# Ramps (Wild Leeks)



## Rocklobster (May 18, 2014)

Found these at a farmers market yesterday. They grow in the spring in hardwood forests. I ate a few this morning in an omlette and they were very nice....


----------



## taxlady (May 18, 2014)

I wonder if they grow wild here in Quebec.


----------



## Dawgluver (May 18, 2014)

I remember reading the old Grimm fairy tales as a child, and there was occasional mention of ramps.  I didn't know what they were.

They look like a great sub for green onions.  Wonder if they grow around here.


----------



## CWS4322 (May 18, 2014)

They grow wild around here. I don't know what they look like except prepared. There is a place nearby that sells them "by the bunch" with the roots still on...keep meaning to go get some. The season is mid-April through May. They must grow wild in Quebec, TL.


----------



## PrincessFiona60 (May 18, 2014)

I get ramps from Oregon Mushrooms LLC  They keep them frozen in the off season and they are just as good.


----------



## CatPat (May 18, 2014)

These are very strong!

Waynesville Ramp Festival - Waynesville, NC

They have a ramp festival in Waynesville, NC.

With love,
~Cat


----------



## Rocklobster (May 19, 2014)

CWS4322 said:


> They grow wild around here. I don't know what they look like except prepared. There is a place nearby that sells them "by the bunch" with the roots still on...keep meaning to go get some. The season is mid-April through May. They must grow wild in Quebec, TL.
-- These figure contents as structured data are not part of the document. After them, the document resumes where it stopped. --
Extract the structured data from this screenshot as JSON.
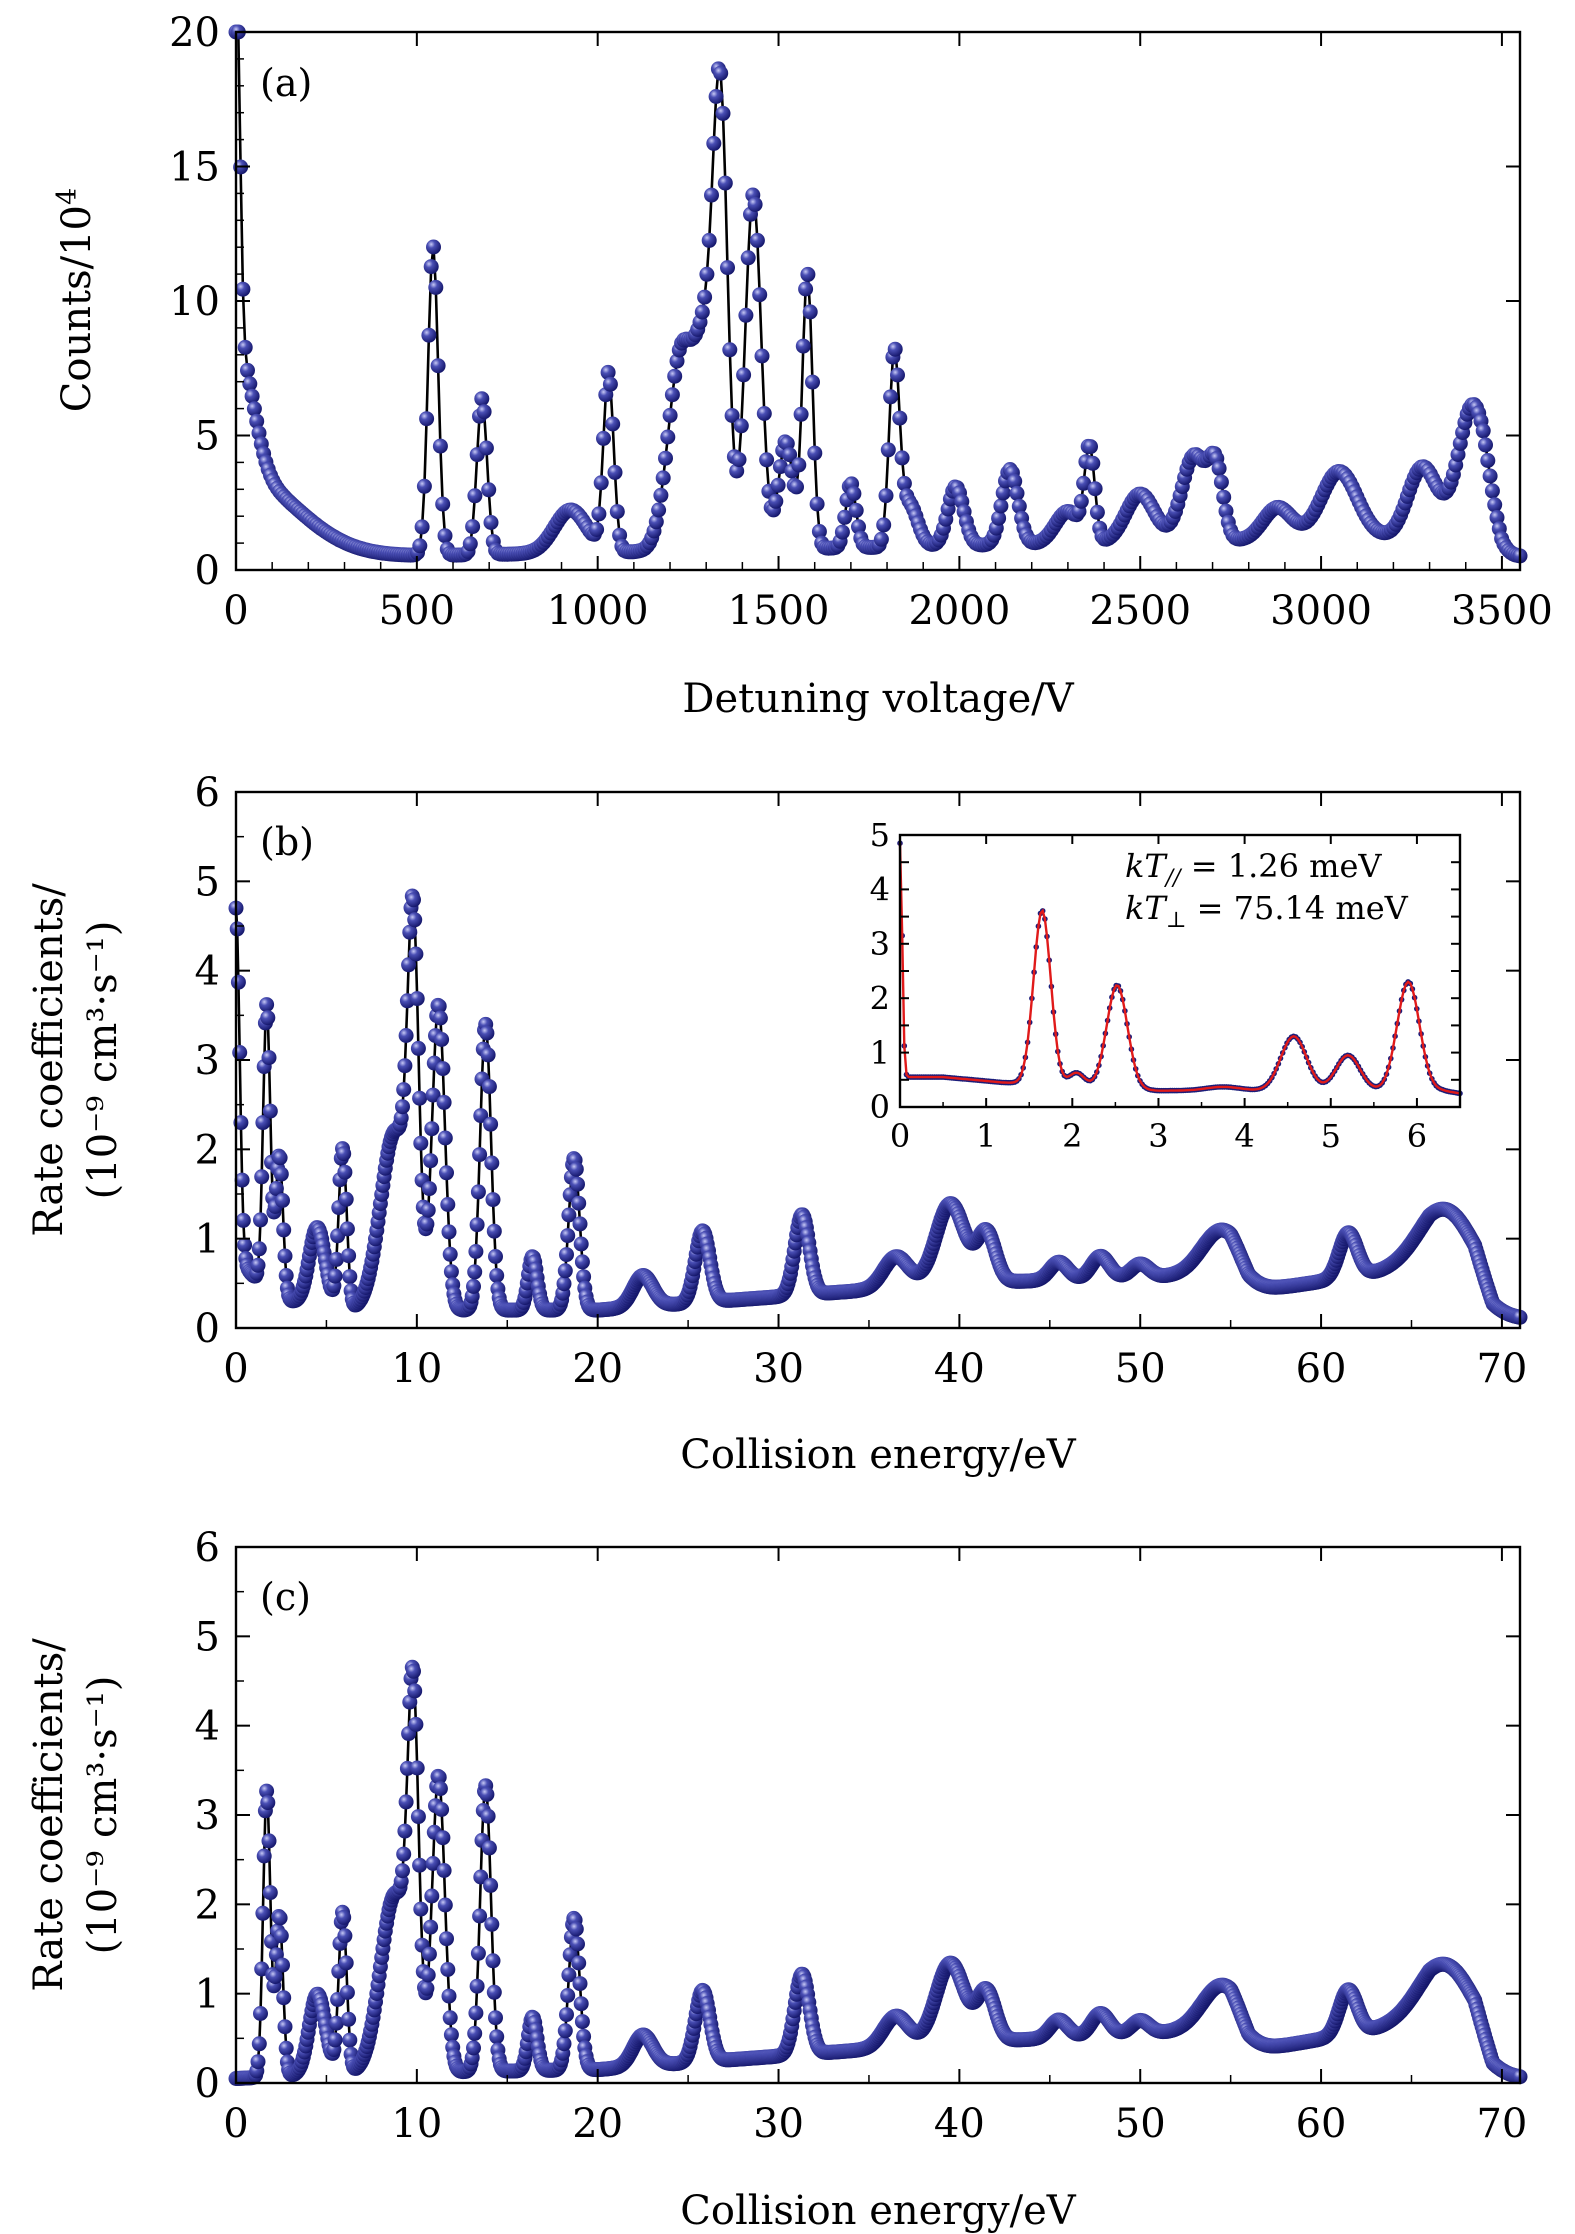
{
  "colors": {
    "marker": "#1b1d7a",
    "marker_highlight": "#8f93e0",
    "line": "#000000",
    "fit": "#e01a1a"
  },
  "chart_data": [
    {
      "type": "line",
      "panel_label": "(a)",
      "xlabel": "Detuning voltage/V",
      "ylabel_text": "Counts/10",
      "ylabel_sup": "4",
      "xlim": [
        0,
        3550
      ],
      "ylim": [
        0,
        20
      ],
      "xticks": [
        "0",
        "500",
        "1000",
        "1500",
        "2000",
        "2500",
        "3000",
        "3500"
      ],
      "yticks": [
        "0",
        "5",
        "10",
        "15",
        "20"
      ],
      "peaks": [
        [
          0,
          15.5,
          10
        ],
        [
          8,
          4.5,
          40
        ],
        [
          0,
          3.2,
          160
        ],
        [
          545,
          11.5,
          14
        ],
        [
          680,
          5.8,
          14
        ],
        [
          925,
          1.6,
          45
        ],
        [
          1030,
          6.6,
          14
        ],
        [
          1230,
          7.2,
          35
        ],
        [
          1300,
          7,
          30
        ],
        [
          1340,
          14.8,
          20
        ],
        [
          1430,
          13.2,
          22
        ],
        [
          1520,
          4.0,
          20
        ],
        [
          1580,
          10.2,
          14
        ],
        [
          1700,
          2.4,
          14
        ],
        [
          1820,
          7.0,
          14
        ],
        [
          1860,
          1.6,
          24
        ],
        [
          1990,
          2.2,
          22
        ],
        [
          2140,
          2.8,
          22
        ],
        [
          2300,
          1.2,
          35
        ],
        [
          2360,
          3.4,
          14
        ],
        [
          2500,
          1.8,
          40
        ],
        [
          2650,
          3.2,
          35
        ],
        [
          2710,
          2.4,
          20
        ],
        [
          2880,
          1.2,
          40
        ],
        [
          3050,
          2.5,
          50
        ],
        [
          3280,
          2.5,
          40
        ],
        [
          3420,
          4.6,
          40
        ]
      ],
      "base_points": [
        [
          0,
          0.4
        ],
        [
          3200,
          1.2
        ],
        [
          3450,
          1.6
        ],
        [
          3500,
          0.5
        ],
        [
          3550,
          0.5
        ]
      ],
      "n_points": 560
    },
    {
      "type": "line",
      "panel_label": "(b)",
      "xlabel": "Collision energy/eV",
      "ylabel_line1": "Rate coefficients/",
      "ylabel_line2": "(10⁻⁹ cm³·s⁻¹)",
      "xlim": [
        0,
        71
      ],
      "ylim": [
        0,
        6
      ],
      "xticks": [
        "0",
        "10",
        "20",
        "30",
        "40",
        "50",
        "60",
        "70"
      ],
      "yticks": [
        "0",
        "1",
        "2",
        "3",
        "4",
        "5",
        "6"
      ],
      "peaks": [
        [
          0,
          3.9,
          0.2
        ],
        [
          1.7,
          3.2,
          0.2
        ],
        [
          2.4,
          1.6,
          0.2
        ],
        [
          4.5,
          0.9,
          0.45
        ],
        [
          5.9,
          1.8,
          0.22
        ],
        [
          8.8,
          2.0,
          0.8
        ],
        [
          9.8,
          3.7,
          0.3
        ],
        [
          11.2,
          3.4,
          0.35
        ],
        [
          13.8,
          3.2,
          0.3
        ],
        [
          16.4,
          0.6,
          0.25
        ],
        [
          18.7,
          1.7,
          0.3
        ],
        [
          22.5,
          0.35,
          0.55
        ],
        [
          25.8,
          0.8,
          0.4
        ],
        [
          31.3,
          0.9,
          0.4
        ],
        [
          36.5,
          0.35,
          0.7
        ],
        [
          39.5,
          0.9,
          0.8
        ],
        [
          41.5,
          0.55,
          0.5
        ],
        [
          45.5,
          0.2,
          0.5
        ],
        [
          47.8,
          0.25,
          0.5
        ],
        [
          50,
          0.15,
          0.5
        ],
        [
          54.5,
          0.5,
          1.1
        ],
        [
          61.5,
          0.5,
          0.5
        ],
        [
          67,
          0.7,
          1.5
        ]
      ],
      "base_points": [
        [
          0,
          0.8
        ],
        [
          2,
          0.35
        ],
        [
          5,
          0.2
        ],
        [
          20,
          0.2
        ],
        [
          40,
          0.5
        ],
        [
          55,
          0.6
        ],
        [
          56,
          0.4
        ],
        [
          66,
          0.7
        ],
        [
          68.5,
          0.5
        ],
        [
          69.5,
          0.1
        ],
        [
          71,
          0.1
        ]
      ],
      "n_points": 1050,
      "inset": {
        "annotation_kt_par_label": "kT",
        "annotation_kt_par_sub": "//",
        "annotation_kt_par_value": " = 1.26 meV",
        "annotation_kt_perp_label": "kT",
        "annotation_kt_perp_sub": "⊥",
        "annotation_kt_perp_value": " = 75.14 meV",
        "xlim": [
          0,
          6.5
        ],
        "ylim": [
          0,
          5
        ],
        "xticks": [
          "0",
          "1",
          "2",
          "3",
          "4",
          "5",
          "6"
        ],
        "yticks": [
          "0",
          "0.5",
          "1",
          "1.5",
          "2",
          "2.5",
          "3",
          "3.5",
          "4",
          "4.5",
          "5"
        ],
        "ytick_labels_shown": [
          "0",
          "1",
          "2",
          "3",
          "4",
          "5"
        ],
        "peaks": [
          [
            0,
            4.3,
            0.025
          ],
          [
            1.65,
            3.2,
            0.1
          ],
          [
            2.05,
            0.25,
            0.09
          ],
          [
            2.52,
            1.9,
            0.12
          ],
          [
            3.75,
            0.07,
            0.2
          ],
          [
            4.57,
            1.0,
            0.15
          ],
          [
            5.2,
            0.65,
            0.14
          ],
          [
            5.9,
            2.0,
            0.13
          ]
        ],
        "base_points": [
          [
            0,
            0.55
          ],
          [
            0.5,
            0.55
          ],
          [
            1.2,
            0.45
          ],
          [
            3.0,
            0.3
          ],
          [
            6.3,
            0.3
          ],
          [
            6.5,
            0.25
          ]
        ],
        "n_points": 260
      }
    },
    {
      "type": "line",
      "panel_label": "(c)",
      "xlabel": "Collision energy/eV",
      "ylabel_line1": "Rate coefficients/",
      "ylabel_line2": "(10⁻⁹ cm³·s⁻¹)",
      "xlim": [
        0,
        71
      ],
      "ylim": [
        0,
        6
      ],
      "xticks": [
        "0",
        "10",
        "20",
        "30",
        "40",
        "50",
        "60",
        "70"
      ],
      "yticks": [
        "0",
        "1",
        "2",
        "3",
        "4",
        "5",
        "6"
      ],
      "peaks": [
        [
          1.7,
          3.2,
          0.2
        ],
        [
          2.4,
          1.8,
          0.2
        ],
        [
          4.5,
          0.9,
          0.45
        ],
        [
          5.9,
          1.8,
          0.22
        ],
        [
          8.8,
          2.0,
          0.8
        ],
        [
          9.8,
          3.6,
          0.3
        ],
        [
          11.2,
          3.3,
          0.35
        ],
        [
          13.8,
          3.2,
          0.3
        ],
        [
          16.4,
          0.6,
          0.25
        ],
        [
          18.7,
          1.7,
          0.3
        ],
        [
          22.5,
          0.35,
          0.55
        ],
        [
          25.8,
          0.8,
          0.4
        ],
        [
          31.3,
          0.9,
          0.4
        ],
        [
          36.5,
          0.35,
          0.7
        ],
        [
          39.5,
          0.9,
          0.8
        ],
        [
          41.5,
          0.55,
          0.5
        ],
        [
          45.5,
          0.2,
          0.5
        ],
        [
          47.8,
          0.25,
          0.5
        ],
        [
          50,
          0.15,
          0.5
        ],
        [
          54.5,
          0.5,
          1.1
        ],
        [
          61.5,
          0.5,
          0.5
        ],
        [
          67,
          0.7,
          1.5
        ]
      ],
      "base_points": [
        [
          0,
          0.05
        ],
        [
          5,
          0.1
        ],
        [
          20,
          0.15
        ],
        [
          40,
          0.45
        ],
        [
          55,
          0.6
        ],
        [
          56,
          0.35
        ],
        [
          66,
          0.7
        ],
        [
          68.5,
          0.5
        ],
        [
          69.5,
          0.05
        ],
        [
          71,
          0.05
        ]
      ],
      "n_points": 1050
    }
  ]
}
I got mine up in Barry's Bay. As I said, on the North side of hardwood forests, is what the guy told me. All along I thought they grew in the spring in areas with fast moving run off, like ditches and creek banks, etc...


----------



## Rocklobster (May 19, 2014)

Dawgluver said:


> They look like a great sub for green onions.  Wonder if they grow around here.



Got any hardwood forests??


----------



## Aunt Bea (May 19, 2014)

I have never seen them pickled!

We used then fresh in scrambled eggs.

I don't remember having them any other way.  

Maybe a new north woods martini featuring the pickled ones!


----------



## CraigC (May 19, 2014)

Isn't there a tradition in Spain where they roast ramps on open fires and serve them with Romesco sauce, or is that some other onion?


----------



## Dawgluver (May 19, 2014)

Rocklobster said:


> Got any hardwood forests??




Actually, we do, on 3 sides of the yard!


----------



## Kayelle (May 19, 2014)

I'm envious of those of you living around hardwood forests. How beautiful it must be.
Just citrus, avocado and palm trees in my neck of the woods.


----------



## Steve Kroll (May 19, 2014)

We used to dig them up around my dad's Wisconsin cabin when he was still alive. Looks yours had been cleaned before you bought them, otherwise it can be a real challenge to get all the grit out of them (think leeks but on a much smaller scale).

My absolute favorite ramp dish is a cream soup with potatoes.

They're awesome in scrambled eggs, too. My dad's favorite thing was something he called "wild breakfast". He would make scrambled eggs with ramps and morel mushrooms he had picked, and then serve wild asparagus on the side.


----------



## Janet H (May 19, 2014)

Love, Love Love ramps.  We used to saute them whole (minus the leaves) and then brown with potatoes.  They are also seriously awesome on pizza but my favorite way to eat them was done up tempura style with a nice dipping sauce.


----------



## GotGarlic (May 19, 2014)

Kayelle said:


> I'm envious of those of you living around hardwood forests. How beautiful it must be.
> Just citrus, avocado and palm trees in my neck of the woods.



I would be pretty happy if I had citrus and avocado trees in my yard


----------